MCP Server
The Kova MCP server lets AI assistants like Claude, Cursor, and other MCP-compatible tools manage your deployments, browse providers, and interact with AI endpoints directly.
What is MCP?
The Model Context Protocol is an open standard that allows AI assistants to call tools exposed by external servers. Kova's MCP server exposes 17 tools covering deployments, providers, AI inference, and account management -- all over a simple JSON-RPC stdio transport.
Setup
Get an API Key
Create an API key from the dashboard at Settings → API Keys, or use the API directly:
curl -X POST https://app.kovanetwork.com/api/v1/api-keys \
-H "Authorization: Bearer YOUR_JWT_TOKEN" \
-H "Content-Type: application/json" \
-d '{"name": "mcp-server"}'
Install the Package
Install the Kova MCP server globally:
npm install -g @kova/mcp
Or use it directly with npx (no install needed):
npx @kova/mcp
Configure Your AI Client
Add the server to your MCP client config. For Claude Code, add to ~/.claude.json:
{
"mcpServers": {
"kova": {
"command": "npx",
"args": ["@kova/mcp"],
"env": {
"KOVA_API_TOKEN": "kova_xxxx.xxxxxxxx"
}
}
}
}
For Cursor, add to .cursor/mcp.json in your project:
{
"mcpServers": {
"kova": {
"command": "npx",
"args": ["@kova/mcp"],
"env": {
"KOVA_API_TOKEN": "kova_xxxx.xxxxxxxx"
}
}
}
}
Verify Connection
Once configured, your AI assistant should list the Kova tools. Try asking it to "list my deployments" or "show network providers".
Environment Variables
| Variable | Description | Default |
|---|---|---|
KOVA_API_TOKEN | Your API key for authentication | (required) |
KOVA_API_URL | Base URL for the Kova API | https://app.kovanetwork.com |
Token Required
The server will start without a token but all authenticated endpoints will fail.

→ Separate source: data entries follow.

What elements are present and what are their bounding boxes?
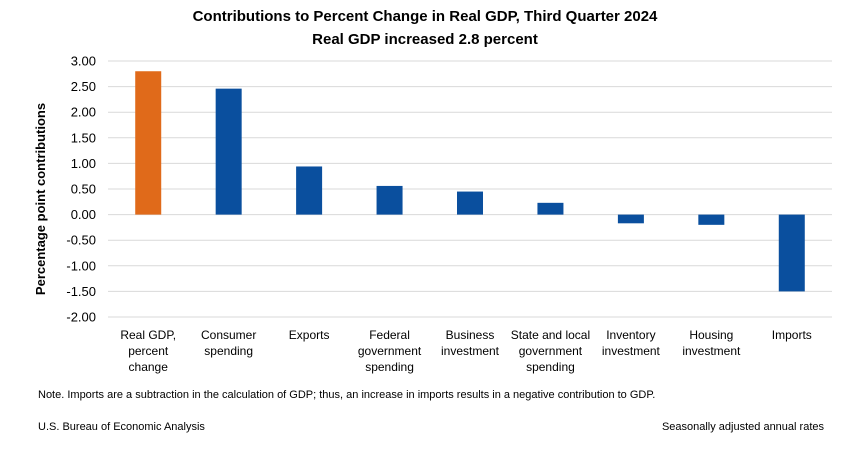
y-tick-label: 2.00 — [71, 105, 96, 120]
y-tick-label: 0.50 — [71, 182, 96, 197]
category-label: Inventory investment — [602, 328, 661, 358]
category-label-layer: Real GDP, percent change Consumer spending Ex… — [120, 328, 811, 374]
bar — [296, 166, 323, 215]
chart-title: Contributions to Percent Change in Real … — [193, 8, 658, 25]
chart-subtitle: Real GDP increased 2.8 percent — [312, 31, 538, 48]
bar — [537, 202, 564, 215]
y-tick-label: -0.50 — [66, 233, 96, 248]
chart-note: Note. Imports are a subtraction in the c… — [38, 389, 656, 401]
y-tick-label: -1.00 — [66, 258, 96, 273]
category-label: Federal government spending — [358, 328, 422, 374]
y-tick-label: -2.00 — [66, 310, 96, 325]
category-label: Real GDP, percent change — [120, 328, 176, 374]
bar — [215, 88, 242, 215]
category-label: Exports — [289, 328, 330, 342]
y-tick-label: 1.50 — [71, 130, 96, 145]
source-label: U.S. Bureau of Economic Analysis — [38, 421, 205, 433]
y-axis-title: Percentage point contributions — [33, 103, 48, 295]
y-tick-label: -1.50 — [66, 284, 96, 299]
bar — [698, 214, 725, 225]
y-tick-label: 3.00 — [71, 54, 96, 69]
y-tick-label: 2.50 — [71, 79, 96, 94]
bar — [135, 71, 162, 215]
category-label: Imports — [772, 328, 812, 342]
category-label: Consumer spending — [201, 328, 256, 358]
y-tick-label: 0.00 — [71, 207, 96, 222]
bar — [778, 214, 805, 292]
category-label: Housing investment — [682, 328, 741, 358]
bar — [617, 214, 644, 224]
rates-label: Seasonally adjusted annual rates — [661, 421, 824, 433]
y-tick-layer: 3.00 2.50 2.00 1.50 1.00 0.50 0.00 -0.50 -1.00 -1… — [66, 54, 96, 325]
category-label: Business investment — [441, 328, 500, 358]
bar — [376, 185, 403, 215]
category-label: State and local government spending — [511, 328, 590, 374]
bar-layer — [135, 71, 805, 292]
bar — [457, 191, 483, 215]
y-tick-label: 1.00 — [71, 156, 96, 171]
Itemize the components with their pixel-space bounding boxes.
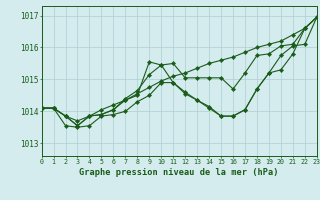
X-axis label: Graphe pression niveau de la mer (hPa): Graphe pression niveau de la mer (hPa) (79, 168, 279, 177)
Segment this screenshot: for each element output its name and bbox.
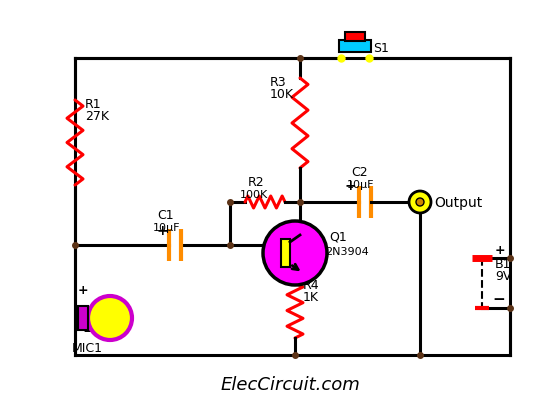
Text: −: − [82, 324, 95, 339]
Text: +: + [157, 224, 169, 238]
Text: 27K: 27K [85, 110, 109, 123]
Text: +: + [78, 284, 89, 297]
Text: S1: S1 [373, 41, 389, 54]
Text: MIC1: MIC1 [72, 342, 103, 355]
Text: ElecCircuit.com: ElecCircuit.com [220, 376, 360, 394]
Text: R2: R2 [248, 176, 265, 189]
Text: 9V: 9V [495, 270, 512, 283]
Text: −: − [492, 292, 505, 307]
Text: C2: C2 [351, 166, 367, 179]
Text: Q1: Q1 [329, 231, 346, 244]
Text: R3: R3 [270, 76, 287, 89]
Text: 1K: 1K [303, 291, 319, 304]
FancyBboxPatch shape [78, 306, 88, 330]
FancyBboxPatch shape [345, 32, 365, 41]
Text: 10μF: 10μF [153, 223, 180, 233]
FancyBboxPatch shape [339, 40, 371, 52]
Text: C1: C1 [157, 209, 174, 222]
Circle shape [88, 296, 132, 340]
FancyBboxPatch shape [281, 239, 290, 267]
Text: R1: R1 [85, 98, 102, 111]
Text: B1: B1 [495, 258, 512, 271]
Text: 2N3904: 2N3904 [325, 247, 369, 257]
Text: +: + [345, 179, 356, 193]
Text: 10μF: 10μF [347, 180, 375, 190]
Text: +: + [495, 244, 505, 257]
Circle shape [409, 191, 431, 213]
Circle shape [263, 221, 327, 285]
Text: Output: Output [434, 196, 482, 210]
Text: 10K: 10K [270, 88, 294, 101]
Circle shape [416, 198, 424, 206]
Text: R4: R4 [303, 279, 320, 292]
Text: 100K: 100K [240, 190, 268, 200]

Always set KOVA_API_TOKEN before connecting.
Available Tools
Deployments
| Tool | Description |
|---|---|
list_deployments | List all your deployments with optional state filter |
get_deployment | Get detailed info about a deployment (SDL, leases, resources) |
create_deployment | Create a new deployment from an SDL manifest |
close_deployment | Terminate a deployment and refund remaining escrow |
get_deployment_logs | Fetch recent logs from a deployment service |
estimate_cost | Estimate hourly/monthly cost for an SDL manifest |
AI Inference
| Tool | Description |
|---|---|
list_ai_models | Browse available AI models (LLMs, image gen, audio, embeddings) |
deploy_ai_model | Deploy a model as an inference endpoint |
list_ai_endpoints | List your active inference endpoints |
delete_ai_endpoint | Delete an inference endpoint |
AI Chat
| Tool | Description |
|---|---|
create_chat_session | Start a chat session with a model |
send_chat_message | Send a message and get a response |
list_chat_sessions | List your chat sessions |
Network & Account
| Tool | Description |
|---|---|
list_providers | Browse compute providers with optional GPU filter |
list_templates | Browse deployment templates by category |
get_network_stats | Get network stats (nodes, deployments, capacity) |
get_account_balance | Get your balance and escrow totals |
Example Usage
Once connected, you can interact naturally with your AI assistant:
- "Deploy a Node.js app with 1 CPU and 512MB RAM"
- "Show me providers with RTX 4090 GPUs"
- "What are the logs for my deployment abc123?"
- "How much would it cost to run a 2 CPU, 4GB RAM deployment?"
- "Deploy llama-3-8b as an inference endpoint"
- "Close deployment xyz789"
Running Standalone
You can also run the server directly for testing:
KOVA_API_TOKEN=kova_xxxx.xxxxxxxx npx @kova/mcp
Or if installed globally:
KOVA_API_TOKEN=kova_xxxx.xxxxxxxx kova-mcp
The server reads JSON-RPC messages from stdin and writes responses to stdout. Diagnostic messages go to stderr.
Protocol Details
- Transport: stdio (stdin/stdout)
- Protocol: JSON-RPC 2.0
- MCP Version: 2024-11-05
- Server ID:
kova-networkv1.0.0
The server supports the standard MCP lifecycle: initialize → notifications/initialized → tools/list → tools/call, plus ping for health checks.